§ 30 BlnDSG, Datenverarbeitung für wissenschaftliche Zwecke

§ 30 BlnDSG
Gesetz zum Schutz personenbezogener Daten in der Berliner Verwaltung (Berliner Datenschutzgesetz - BlnDSG)
Landesrecht Berlin

5. Abschnitt – Besonderer Datenschutz

Titel: Gesetz zum Schutz personenbezogener Daten in der Berliner Verwaltung (Berliner Datenschutzgesetz - BlnDSG)
Normgeber: Berlin
Amtliche Abkürzung: BlnDSG
Gliederungs-Nr.: 205-1
Normtyp: Gesetz

(1) Zum Zwecke wissenschaftlicher Forschung dürfen Daten verarbeitende Stellen personenbezogene Daten ohne Einwilligung des Betroffenen nur für bestimmte Forschungsarbeiten übermitteln,

  1. 1.

    soweit dessen schutzwürdige Belange wegen der Art der Daten, wegen ihrer Offenkundigkeit oder wegen der Art der Verwendung nicht beeinträchtigt werden, oder

  2. 2.

    wenn das öffentliche Interesse an der Durchführung des Forschungsvorhabens die schutzwürdigen Belange des Betroffenen erheblich überwiegt und der Zweck der Forschung nicht auf andere Weise erreicht werden kann.

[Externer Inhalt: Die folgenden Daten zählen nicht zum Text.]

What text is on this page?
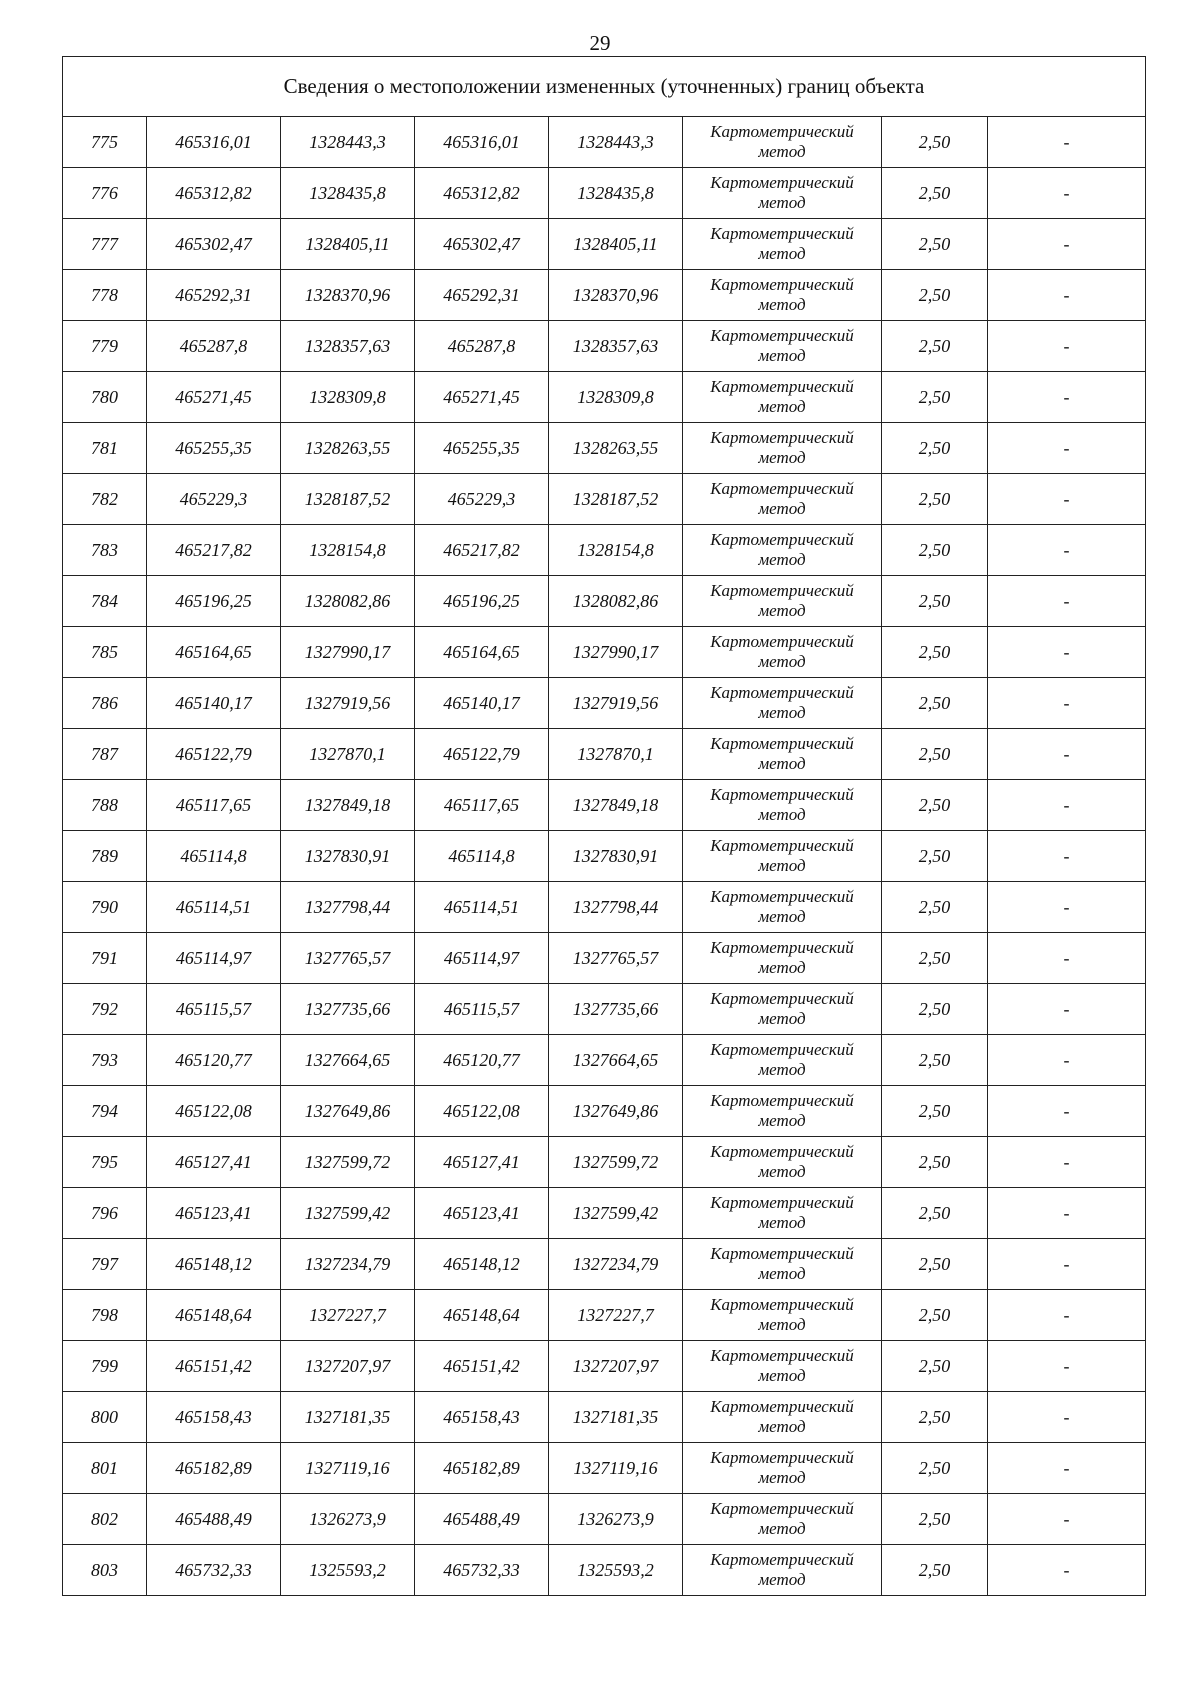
29
Сведения о местоположении измененных (уточненных) границ объекта							
775	465316,01	1328443,3	465316,01	1328443,3	Картометрический
метод	2,50	-
776	465312,82	1328435,8	465312,82	1328435,8	Картометрический
метод	2,50	-
777	465302,47	1328405,11	465302,47	1328405,11	Картометрический
метод	2,50	-
778	465292,31	1328370,96	465292,31	1328370,96	Картометрический
метод	2,50	-
779	465287,8	1328357,63	465287,8	1328357,63	Картометрический
метод	2,50	-
780	465271,45	1328309,8	465271,45	1328309,8	Картометрический
метод	2,50	-
781	465255,35	1328263,55	465255,35	1328263,55	Картометрический
метод	2,50	-
782	465229,3	1328187,52	465229,3	1328187,52	Картометрический
метод	2,50	-
783	465217,82	1328154,8	465217,82	1328154,8	Картометрический
метод	2,50	-
784	465196,25	1328082,86	465196,25	1328082,86	Картометрический
метод	2,50	-
785	465164,65	1327990,17	465164,65	1327990,17	Картометрический
метод	2,50	-
786	465140,17	1327919,56	465140,17	1327919,56	Картометрический
метод	2,50	-
787	465122,79	1327870,1	465122,79	1327870,1	Картометрический
метод	2,50	-
788	465117,65	1327849,18	465117,65	1327849,18	Картометрический
метод	2,50	-
789	465114,8	1327830,91	465114,8	1327830,91	Картометрический
метод	2,50	-
790	465114,51	1327798,44	465114,51	1327798,44	Картометрический
метод	2,50	-
791	465114,97	1327765,57	465114,97	1327765,57	Картометрический
метод	2,50	-
792	465115,57	1327735,66	465115,57	1327735,66	Картометрический
метод	2,50	-
793	465120,77	1327664,65	465120,77	1327664,65	Картометрический
метод	2,50	-
794	465122,08	1327649,86	465122,08	1327649,86	Картометрический
метод	2,50	-
795	465127,41	1327599,72	465127,41	1327599,72	Картометрический
метод	2,50	-
796	465123,41	1327599,42	465123,41	1327599,42	Картометрический
метод	2,50	-
797	465148,12	1327234,79	465148,12	1327234,79	Картометрический
метод	2,50	-
798	465148,64	1327227,7	465148,64	1327227,7	Картометрический
метод	2,50	-
799	465151,42	1327207,97	465151,42	1327207,97	Картометрический
метод	2,50	-
800	465158,43	1327181,35	465158,43	1327181,35	Картометрический
метод	2,50	-
801	465182,89	1327119,16	465182,89	1327119,16	Картометрический
метод	2,50	-
802	465488,49	1326273,9	465488,49	1326273,9	Картометрический
метод	2,50	-
803	465732,33	1325593,2	465732,33	1325593,2	Картометрический
метод	2,50	-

Die Übermittlung bedarf der vorherigen Zustimmung der obersten Landesbehörde oder einer von dieser bestimmten Stelle; dies gilt nicht für die öffentlichen Stellen nach § 2 Abs. 3. Die Zustimmung muss den Empfänger, die Art der zu übermittelnden personenbezogenen Daten, den Kreis der Betroffenen und das Forschungsvorhaben bezeichnen und ist dem Berliner Beauftragten für Datenschutz und Informationsfreiheit mitzuteilen.

(2) Sobald der Forschungszweck dies erlaubt, sind die Merkmale, mit deren Hilfe ein Personenbezug hergestellt werden kann, gesondert zu speichern; die Merkmale sind zu löschen, sobald der Forschungszweck erreicht ist.

(3) Eine Verarbeitung der nach Absatz 1 übermittelten Daten zu anderen als Forschungszwecken ist unzulässig. Die nach Absatz 1 Satz 2 übermittelten Daten dürfen nur mit Einwilligung des Betroffenen weiterübermittelt werden.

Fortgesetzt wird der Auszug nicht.